Starke Roswitha

Gandersheim erinnert an "seine" Roswitha aus dem 10. Jahrhundert. Dass bei der ersten deutschen Dichterin die "weibliche Schwachheit" über die männliche Verrohung siegte, empfanden Nachgeborene als zu starkes Stück.

Starke Roswitha
© Christian Heidrich

In Seesen, dem „Fenster zum Harz“, regnet es an diesem Dienstagmorgen, und ich kehre in einem Café, das sich der „Brotkultur“ und der „Kaffeekunst“ verschrieben hat, in Gedanken nach Bad Gandersheim zurück. Der Kurort stellt gerne Roswitha von Gandersheim (etwa 935 bis 980) als ihre Kulturträgerin heraus. Eine Stiftsdame, die als die erste deutsche Dichterin gilt - wenngleich sie ihre Werke in lateinischer Sprache verfasste. Roswitha, eigentlich Hrotsvit, sind die Domfestspiele gewidmet, in ihrem Namen wird ein Literaturpreis verliehen, es gibt Führungen „auf Roswithas Spuren“ (freilich ist historisch kaum etwas von der gebildeten Dame und Verehrerin Ottos I. bekannt) und manche Hinweise im Stadtbild, so der Brunnen, der die Übergabe ihrer Werke an den Kaiser darstellt.

Bemerkenswert an Roswithas literarischem Schaffen ist ihr Versuch, die Stoffe des römischen Komödiendichters Terenz (um 190-159 v.Chr.) zu verchristlichen. Terenz wurde in jenen Jahren in hohen Kreisen gerne gelesen, wohl auch der Schlüpfrigkeiten wegen. Roswitha nahm das Heitere und Frivole auf, um es in der tugendhaften, der christlichen Moral aufzulösen. Das Dunkle, so ihre Maxime, müsse als Folie für das Gute dargestellt werden. Dabei „entdeckte“ die Dichterin die starke Frau. Die „weibliche Schwachheit“ triumphiert bei ihr stets über die männliche Verrohung. Eine starke Frau war sie offensichtlich selbst. Zu stark für manche späteren Interpreten, die ein „solches“ Werk einer Frau aus dem zehnten Jahrhundert nicht zutrauten.

Die Sonne schafft den Durchbruch doch noch.

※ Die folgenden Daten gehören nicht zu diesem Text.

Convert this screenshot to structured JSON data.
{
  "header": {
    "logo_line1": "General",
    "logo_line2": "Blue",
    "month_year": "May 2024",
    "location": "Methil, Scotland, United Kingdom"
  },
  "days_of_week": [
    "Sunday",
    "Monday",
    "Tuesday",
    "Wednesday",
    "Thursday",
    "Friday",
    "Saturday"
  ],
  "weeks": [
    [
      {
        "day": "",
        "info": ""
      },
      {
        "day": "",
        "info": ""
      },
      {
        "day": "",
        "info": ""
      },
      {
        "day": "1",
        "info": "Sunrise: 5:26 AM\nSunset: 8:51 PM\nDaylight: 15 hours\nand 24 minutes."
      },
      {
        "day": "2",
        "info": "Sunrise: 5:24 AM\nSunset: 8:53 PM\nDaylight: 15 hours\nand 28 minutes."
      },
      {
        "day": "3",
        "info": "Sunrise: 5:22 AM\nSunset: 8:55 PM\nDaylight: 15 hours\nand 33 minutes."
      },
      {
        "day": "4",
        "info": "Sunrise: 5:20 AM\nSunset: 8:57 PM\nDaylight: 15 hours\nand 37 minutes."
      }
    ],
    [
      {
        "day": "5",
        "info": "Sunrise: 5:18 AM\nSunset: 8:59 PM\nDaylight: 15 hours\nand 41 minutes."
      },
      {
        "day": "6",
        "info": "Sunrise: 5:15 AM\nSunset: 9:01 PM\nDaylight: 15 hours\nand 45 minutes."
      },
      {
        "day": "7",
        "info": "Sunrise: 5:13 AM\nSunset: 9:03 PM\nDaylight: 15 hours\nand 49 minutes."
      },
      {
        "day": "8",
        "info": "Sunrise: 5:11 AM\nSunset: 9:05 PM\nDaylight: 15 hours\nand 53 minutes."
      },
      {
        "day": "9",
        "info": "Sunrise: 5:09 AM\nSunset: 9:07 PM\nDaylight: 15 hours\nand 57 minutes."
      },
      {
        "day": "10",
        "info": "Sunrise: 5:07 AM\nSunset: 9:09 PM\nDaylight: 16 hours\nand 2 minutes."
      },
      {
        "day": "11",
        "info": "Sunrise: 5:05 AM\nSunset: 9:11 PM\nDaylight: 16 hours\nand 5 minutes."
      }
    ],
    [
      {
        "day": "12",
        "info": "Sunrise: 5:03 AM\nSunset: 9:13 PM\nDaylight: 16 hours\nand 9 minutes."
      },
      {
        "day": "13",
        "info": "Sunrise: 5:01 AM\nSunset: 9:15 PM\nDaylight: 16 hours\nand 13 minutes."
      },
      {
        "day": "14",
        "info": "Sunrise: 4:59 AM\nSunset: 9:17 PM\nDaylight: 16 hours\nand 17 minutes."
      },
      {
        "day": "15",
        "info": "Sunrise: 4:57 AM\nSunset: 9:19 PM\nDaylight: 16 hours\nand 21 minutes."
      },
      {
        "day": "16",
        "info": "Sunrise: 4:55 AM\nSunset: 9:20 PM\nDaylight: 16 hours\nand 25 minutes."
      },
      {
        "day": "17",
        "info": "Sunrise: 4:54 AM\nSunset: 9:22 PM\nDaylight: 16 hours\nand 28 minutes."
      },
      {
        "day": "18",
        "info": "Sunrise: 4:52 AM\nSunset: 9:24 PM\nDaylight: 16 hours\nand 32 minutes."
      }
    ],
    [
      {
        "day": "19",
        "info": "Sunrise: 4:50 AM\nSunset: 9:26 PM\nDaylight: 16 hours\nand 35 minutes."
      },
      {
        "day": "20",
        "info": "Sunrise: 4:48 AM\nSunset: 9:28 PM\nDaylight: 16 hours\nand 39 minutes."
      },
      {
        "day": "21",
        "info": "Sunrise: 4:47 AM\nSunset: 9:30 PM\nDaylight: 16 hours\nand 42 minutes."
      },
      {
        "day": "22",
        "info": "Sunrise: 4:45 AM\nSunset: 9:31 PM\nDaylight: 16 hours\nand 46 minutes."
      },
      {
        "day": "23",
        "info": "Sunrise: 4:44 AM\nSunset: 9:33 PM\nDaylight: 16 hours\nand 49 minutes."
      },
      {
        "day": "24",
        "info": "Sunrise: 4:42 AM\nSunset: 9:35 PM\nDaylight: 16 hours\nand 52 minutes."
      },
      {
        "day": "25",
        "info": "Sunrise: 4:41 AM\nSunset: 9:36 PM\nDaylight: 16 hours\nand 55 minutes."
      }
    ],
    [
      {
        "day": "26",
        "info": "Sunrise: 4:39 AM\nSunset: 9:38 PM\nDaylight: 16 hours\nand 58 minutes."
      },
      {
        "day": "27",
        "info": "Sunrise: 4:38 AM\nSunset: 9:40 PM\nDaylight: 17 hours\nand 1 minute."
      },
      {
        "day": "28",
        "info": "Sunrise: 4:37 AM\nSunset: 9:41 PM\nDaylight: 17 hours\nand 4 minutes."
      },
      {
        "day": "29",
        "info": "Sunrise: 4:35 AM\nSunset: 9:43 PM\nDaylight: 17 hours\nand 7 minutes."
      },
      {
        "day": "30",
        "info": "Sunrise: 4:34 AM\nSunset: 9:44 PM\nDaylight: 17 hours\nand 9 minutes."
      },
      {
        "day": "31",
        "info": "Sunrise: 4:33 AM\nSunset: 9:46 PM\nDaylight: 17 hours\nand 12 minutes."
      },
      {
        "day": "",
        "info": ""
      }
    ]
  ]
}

Ich wandere in den Harz hinein.
Am Rande: Das unheimliche „Alles gut!“ (auch gerne als rhethorische Frage genommen) setzt seinen Siegeszug weiterhin fort.
Die Phrase der Saison ist freilich „Gerne!“, beziehungsweise „Sehr gerne!“ Kaum eine Dienstleistung in einer Bäckerei oder im Café, bei der sie nicht verwendet wird. Harmlos natürlich und gut, die rasante Verbreitung aber lässt sich nicht anders als „viral“ bezeichnet. Auch dies ein Modewort, aus dem Umfeld des Internets.
Über die unzähligen „Info's“ und „Baguette's“ lässt sich nicht einmal mehr spotten.
Die armen Kassiererinnen in den Supermärkten müssen jetzt nicht nur „Treuepunkte“ und sonstige „Aktionen“ anpreisen, sie haben jetzt auch zu fragen, ob „Alles in Ordnung“ gewesen sei. In welchen Büros denkt man sich so etwas aus?